Run headline: val loss 2.713 → ppl 15.07; tokens 23.04M; throughput ~7.5k tok/s; 12 layers · d384 · 6 heads.

Architecture

vocab
≈50k (GPT‑2 BPE via tiktoken)
d_model
384
layers
12
heads
6
d_ff
1536 (SwiGLU)
context
192 tokens
pos enc
RoPE (θ=10000)
norm
RMSNorm (pre‑norm)
attn
masked MHA, causal

Training

optimizer
AdamW
lr
3e‑4
betas
(0.9, 0.95)
weight decay
0.1
eps
1e‑8
schedule
warmup 100 → cosine
batch
24
steps
5000
seed
7
device
1× T4 (free Colab)

Results

Training loss curve
Training loss over 5,000 steps (batch 24, context 192).
Validation loss curve
Validation loss on TinyStories. Final: 2.713 → ppl 15.07.
Tokens per second across training
Throughput on a T4. Dips correspond to eval/ckpt saves.

Sample

Generated with temperature 0.8, top‑k 40:

Once upon a time, there was a little girl named Lily. She loved to play with her toys all day long. One day, she found a special toy with a big rock.
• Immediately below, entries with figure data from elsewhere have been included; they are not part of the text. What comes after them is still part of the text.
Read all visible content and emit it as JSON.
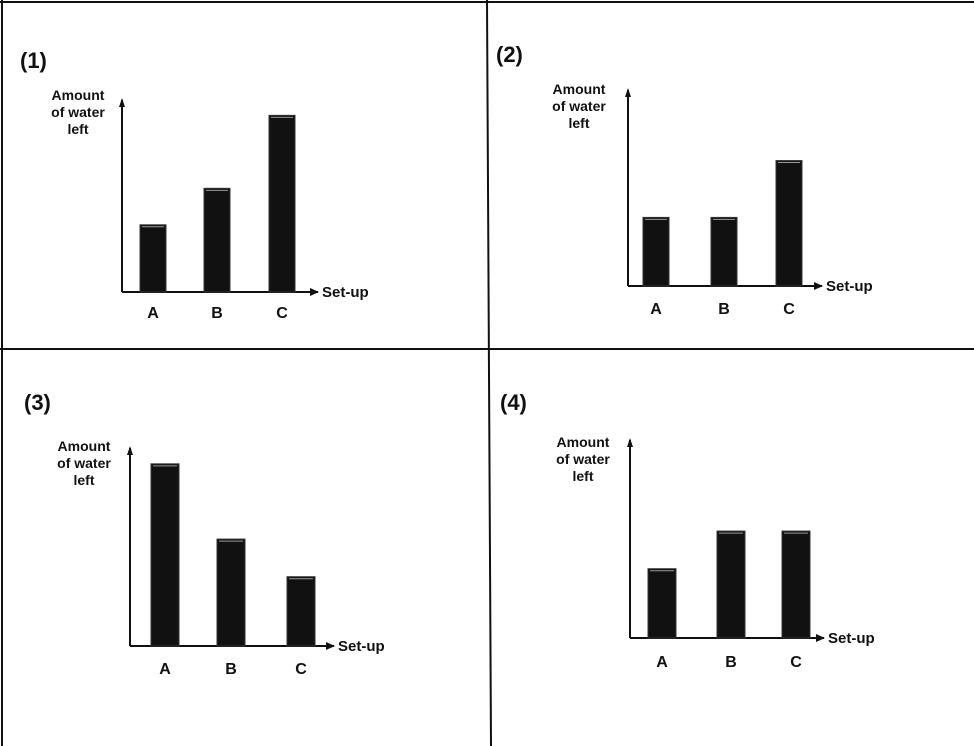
{
  "chart_data": [
    {
      "type": "bar",
      "panel_label": "(1)",
      "ylabel": "Amount of water left",
      "ylabel_lines": [
        "Amount",
        "of water",
        "left"
      ],
      "xlabel": "Set-up",
      "categories": [
        "A",
        "B",
        "C"
      ],
      "values": [
        3.5,
        5.4,
        9.2
      ],
      "ylim": [
        0,
        10
      ],
      "grid": false,
      "bar_color": "#111111"
    },
    {
      "type": "bar",
      "panel_label": "(2)",
      "ylabel": "Amount of water left",
      "ylabel_lines": [
        "Amount",
        "of water",
        "left"
      ],
      "xlabel": "Set-up",
      "categories": [
        "A",
        "B",
        "C"
      ],
      "values": [
        3.5,
        3.5,
        6.4
      ],
      "ylim": [
        0,
        10
      ],
      "grid": false,
      "bar_color": "#111111"
    },
    {
      "type": "bar",
      "panel_label": "(3)",
      "ylabel": "Amount of water left",
      "ylabel_lines": [
        "Amount",
        "of water",
        "left"
      ],
      "xlabel": "Set-up",
      "categories": [
        "A",
        "B",
        "C"
      ],
      "values": [
        9.2,
        5.4,
        3.5
      ],
      "ylim": [
        0,
        10
      ],
      "grid": false,
      "bar_color": "#111111"
    },
    {
      "type": "bar",
      "panel_label": "(4)",
      "ylabel": "Amount of water left",
      "ylabel_lines": [
        "Amount",
        "of water",
        "left"
      ],
      "xlabel": "Set-up",
      "categories": [
        "A",
        "B",
        "C"
      ],
      "values": [
        3.5,
        5.4,
        5.4
      ],
      "ylim": [
        0,
        10
      ],
      "grid": false,
      "bar_color": "#111111"
    }
  ]
}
She was very excited to go on a trip to the park. Lily asked her mom, "Why is the same thing in the kitchen?" Lily replied, "No, it's a new boat. It's a nice car that looks like a toy. It's very cool for you." Lily looked at the book and saw the ball. She looked at it and said, "Lily,
prompt: "Once upon a time, "

Reproduce

Prepare dataset

python tools/prepare_hf.py \
  dataset_name=roneneldan/TinyStories text_field=text \
  out_dir=data/Prepared/TinyStoriesHF append_eot=true \
  dtype=uint16 tokenizer_name=gpt2

Train model

python -m sprintlm.train.train \
  dataset.train_bin=data/Prepared/TinyStoriesHF/train.bin \
  dataset.val_bin=data/Prepared/TinyStoriesHF/val.bin \
  train.batch_size=24 dataset.context_length=192 \
  train.max_steps=5000 train.log_every=50 \
  train.eval_every=250 train.save_every=250

Generate & visualize

python tools/plot_metrics.py outputs
python tools/decode_cli.py --ckpt outputs/<RUN>/ckpts/step5000.pt \
  --prompt "Once upon a time, " --context_length 192 \
  --temperature 0.8 --top_k 40

Platform notes: M4 MacBook (16 GB) use batch_size≈8‑12 with MPS. A100/H100 can scale to batch_size≥64 and context≥512.

Limits & next

Limits. TinyStories domain (child‑story style); not instruction‑tuned; Python decoder is intentionally minimal (no KV‑cache); GPT‑2 BPE only; no dataset filtering or dedup.

Next. Minimal C++17 CPU inference (weights export → single‑file greedy decoder); optional safetensors release; KV‑cache in Python for longer generations; basic quantization (int8/gguf) and latency measurements on M4 CPU; Colab quickstart notebook; model card on HF.